By John Richardson
DON’T SAY I did not warn you. The post-coronavirus recovery in China is already losing steam in April after a rebound in activity in March, according to this Bloomberg article.
Domestic consumer sentiment is weak and export orders have collapsed as a result of the global pandemic, according to the wire service, which writes:
Weak demand and plummeting oil prices are dragging factory prices deeper into deflation, with Bloomberg’s producer price tracker at the lowest level since mid-2016. That slump will hurt the profits of many companies and thus damage investment and hiring.
This is in line with what I am picking up from my contacts in China who report that while factories are humming again with workers largely back at their posts, final end-user demand remains weak.
Operating rates up and down all the manufacturing value chains are said to be back at 80-90%. But one contact says that while most high-street shops have re-opened in Beijing, they are largely empty.
Back to the critical issue of exports. As I wrote earlier this month, and since then nothing has changed (I think nothing can change until we have found an effective vaccine, have distributed the vaccine globally and have ensured that enough people have taken the vaccine):
China’s export economy is basically gone. Over the rest of this year, other than serving medical and food packaging needs, its exports to the West will be vastly lower than in 2019. This isn’t a subject for debate, I am afraid.

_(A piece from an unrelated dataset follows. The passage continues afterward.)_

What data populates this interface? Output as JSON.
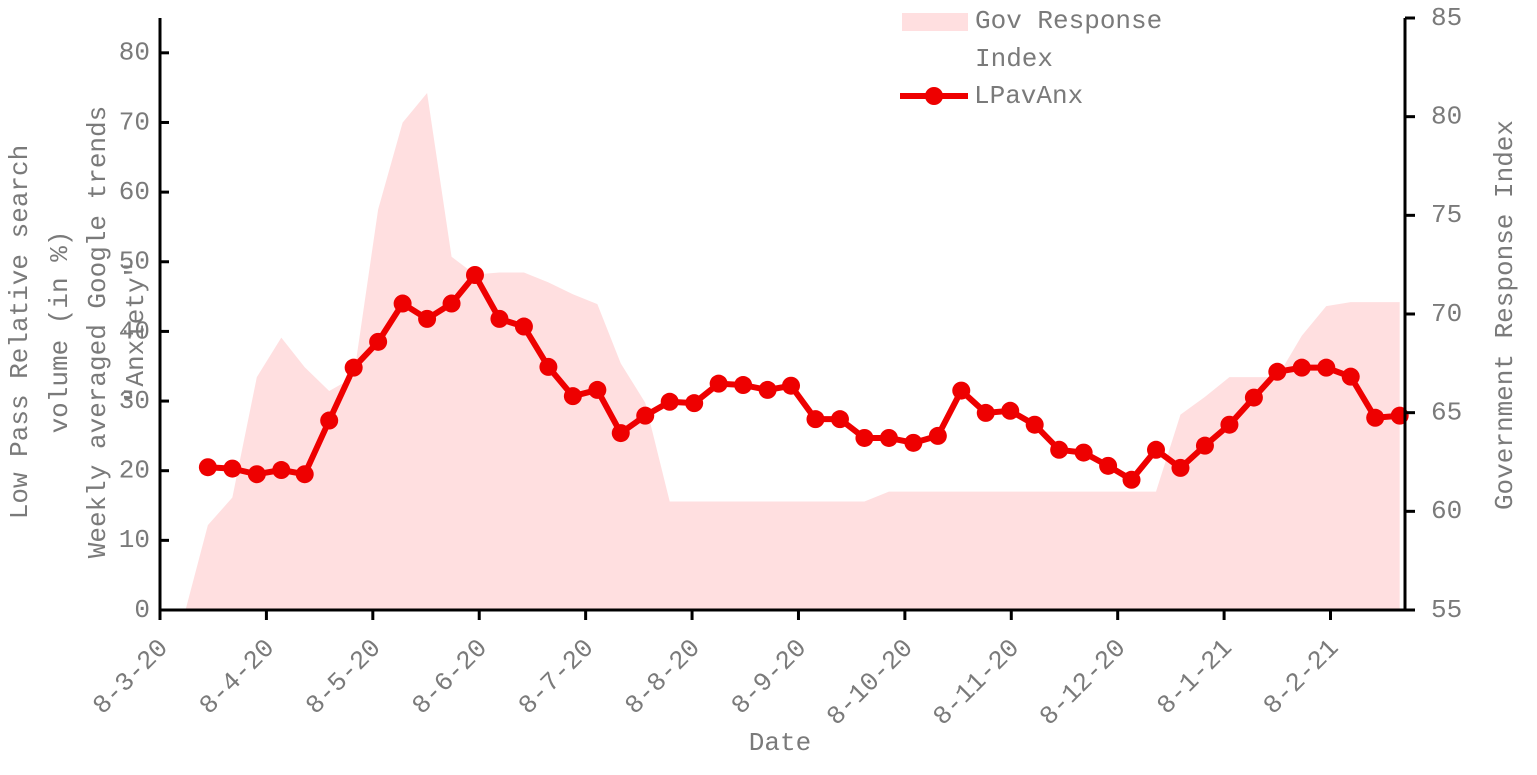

There is no scenario under which its exports of durable non-essential goods can be anything but much, much lower than last year.
The data on Chinese polyethylene (PE) and polypropylene (PP) production and imports in Q1 points in the direction detailed above: Apparent demand that I believe is ahead of demand.
The jump in PE and PP production on a year-on-year basis has been big, cancelling out what have in some cases been big falls in imports.
The ICIS production data also confirm my post last week when I predicted that China would run its petrochemical plants hard in order to:
- Hit output targets under the government’s 13th Five-Year-Plan (2016-2020).
- Guarantee jobs downstream in finished-goods manufacturing because of the risk of overseas supply disruptions resulting from feedstock shortages.
- Capitalise on strong cost-per-tonne economics. China’s new PE and PP plants are well- integrated, world-scale facilities located in modern petrochemical industry parks.
Production data also show a big jump in paraxylene and purified terephthalic acid output despite weak polyester fibres demand for these same three reasons. I shall look at the latest developments in the Chinese polyester fibres chain in a later post.
Now let us look at the PE and PP data and consider what I think they mean for market direction over the next few months.
PE and PP production jumps as imports fall
The biggest production surge of all was in linear low-density PE (LLDPE) where in Q1, local output was up by no less than 14% year on year. Meanwhile, net imports fell by 7%.
High density PE (HDPE) production was 8% higher as net imports crept up by 1%, with local low-density PE (LDPE) output 2% higher as net imports fell by 6%.
Add this together and local production was up by an average 10% cross the three grades, with average net imports down by 4%.
Apparent demand was 5% higher in both LLDPE and HDPE, with LDPE apparent demand up by 2%. This left average apparent demand growth at 2.7%.
The story was the same in PP where local production rose by 10% in Q1. As with PE, new PP capacity appears to be coming on-stream on schedule. Net imports were 5% lower, resulting in a 7% rise in apparent demand.
The first-quarter 2.7% rise in PE apparent demand might seem very modest to you. But this feels high to me given the scale of the shock to the Chinese economy.
China’s Q1 GDP is likely to have seen an even deeper contraction than the official decline of 6.8%. That’s long been the nature of official government data in China.
This would be huge hole China has to climb out of it were to achieve positive growth for the full-year 2020, even without the headwinds of weak consumer sentiment and the collapse in exports.
Our base case is for a 6% rise in annual 2020 real PE demand to some 37m tonnes/year. But there is a risk of a downside to this forecast (real demand is apparent demand adjusted for inventory distortions).
PE is to some extent immune to declines in GDP growth as it is heavily used in food packaging and other daily necessities.
But LDPE and LLDPE films are also heavily consumed in wrapping durable goods for export. HDPE is used to manufacture not only packaging, but also water pipes, gas pipes and automobile fuel tanks.
Our base case for annual Chinese PP demand growth in 2020 is 3%. This suggests to me that the 7% rise in apparent demand in Q1 could point to overstocking.
Some 10% of PP globally is thought to be consumed in household appliances, 10% into automobiles, 13% into electronics, 13% into equipment manufacturing (white goods etc.) and 5% into construction.
This comes to a total of 51% versus 30% that goes into packaging. PP is therefore very heavily exposed to the collapse in demand for China’s durable goods exports. This again raises the possibility that China’s PP growth in 2020 will be less than our base case of 3%.
The more immediate takeaway from all this is: With oil prices likely to remain under a lot downward pressure, beware of the risk of destocking in China at some point in Q2, when China’s PE and PP production could prove to be in excess of demand.